The long-term benefits of a great project often have little to do with its exact timing, especially for undertakings years away from completion anyway. These extensive works must be planned and launched without a firm understanding of how the world will look once they are completed. The Erie Canal, which connects the Great Lakes, and thus the American Midwest, to the rest of the world was launched in a period of prosperity that soon gave way to panic. Nonetheless, work on the canal went on, proceeding in spite of the many naysayers, daunting costs, economic depression, and engineering challenges. Bond financing was crucial to making this so.

Canal

           The Erie Canal was completed in 1825, connecting Lake Erie to the Hudson River and the Atlantic. Along its route, 83 locks with lifts ranging from six to twelve feet each, ascended and descended horse and mule pulled boats along its 363 miles length. At the time, the Erie Canal was more than ten times as long as any other canal in the United States and more than twice as long as the next longest canal in the western world.

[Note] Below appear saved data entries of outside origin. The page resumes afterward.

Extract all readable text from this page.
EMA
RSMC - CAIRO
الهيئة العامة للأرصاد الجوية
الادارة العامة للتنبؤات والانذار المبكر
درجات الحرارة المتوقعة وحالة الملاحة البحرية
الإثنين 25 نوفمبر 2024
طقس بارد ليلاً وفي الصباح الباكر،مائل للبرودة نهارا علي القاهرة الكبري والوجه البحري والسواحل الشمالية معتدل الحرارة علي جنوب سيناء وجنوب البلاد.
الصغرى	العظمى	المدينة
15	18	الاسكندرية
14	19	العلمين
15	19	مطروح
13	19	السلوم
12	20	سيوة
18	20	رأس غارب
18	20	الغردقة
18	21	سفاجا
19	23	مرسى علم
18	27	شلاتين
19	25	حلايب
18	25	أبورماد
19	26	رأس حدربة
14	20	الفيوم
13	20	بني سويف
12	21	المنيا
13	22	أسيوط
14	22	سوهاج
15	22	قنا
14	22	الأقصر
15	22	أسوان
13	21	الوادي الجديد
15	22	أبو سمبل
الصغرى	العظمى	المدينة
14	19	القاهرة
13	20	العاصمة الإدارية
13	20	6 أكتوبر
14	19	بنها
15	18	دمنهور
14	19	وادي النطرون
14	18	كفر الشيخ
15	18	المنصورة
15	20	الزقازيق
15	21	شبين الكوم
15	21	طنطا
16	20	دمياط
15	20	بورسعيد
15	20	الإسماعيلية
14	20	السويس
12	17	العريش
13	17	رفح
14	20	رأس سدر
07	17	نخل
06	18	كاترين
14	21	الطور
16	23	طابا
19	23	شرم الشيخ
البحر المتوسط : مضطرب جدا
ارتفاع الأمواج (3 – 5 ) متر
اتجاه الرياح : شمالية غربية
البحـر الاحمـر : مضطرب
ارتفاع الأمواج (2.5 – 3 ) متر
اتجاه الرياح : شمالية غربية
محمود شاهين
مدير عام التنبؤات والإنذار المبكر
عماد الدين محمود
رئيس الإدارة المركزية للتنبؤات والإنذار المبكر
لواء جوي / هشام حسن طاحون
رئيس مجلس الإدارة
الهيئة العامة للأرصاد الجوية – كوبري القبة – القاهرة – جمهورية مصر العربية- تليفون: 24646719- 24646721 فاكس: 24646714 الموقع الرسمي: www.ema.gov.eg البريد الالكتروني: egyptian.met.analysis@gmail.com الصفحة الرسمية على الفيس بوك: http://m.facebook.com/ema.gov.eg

           There were also many impressive pieces of accompanying infrastructure. Eighteen aqueducts lifted the canal over rivers and gorges segmenting the route. The longest of these, at over 800 feet, lifted the canal over the Genesee River in the city of Rochester. The Erie Canal would be just one of many in New York and was perhaps the most significant in setting off a canal building boom in the United States. Like these later canal projects and in contrast to the railroads that would follow, the Erie Canal was government built and operated. However, it was financed by private investors in New York and abroad.

Visionaries and Skeptics

           Perhaps the most vocal and important supporter of the Erie Canal project in the years preceding its construction was the former U.S. Senator and then mayor of New York City, De Witt Clinton. While those living along the proposed canal route had reason to cheer the project on, they were largely alone.

           Politicians in both New York and Washington D.C. were mostly skeptical. Thomas Jefferson, President of the Unites States at the time, did not believe that such a canal could be built, at least at reasonable cost. The President thought it an idea a century ahead of its time. His two successors were also critical of the project, largely on cost grounds. At home, taxpayers in New York also questioned the value of such a canal. Opposition was strong from legislators in New York City itself, one of the canal’s eventual beneficiaries.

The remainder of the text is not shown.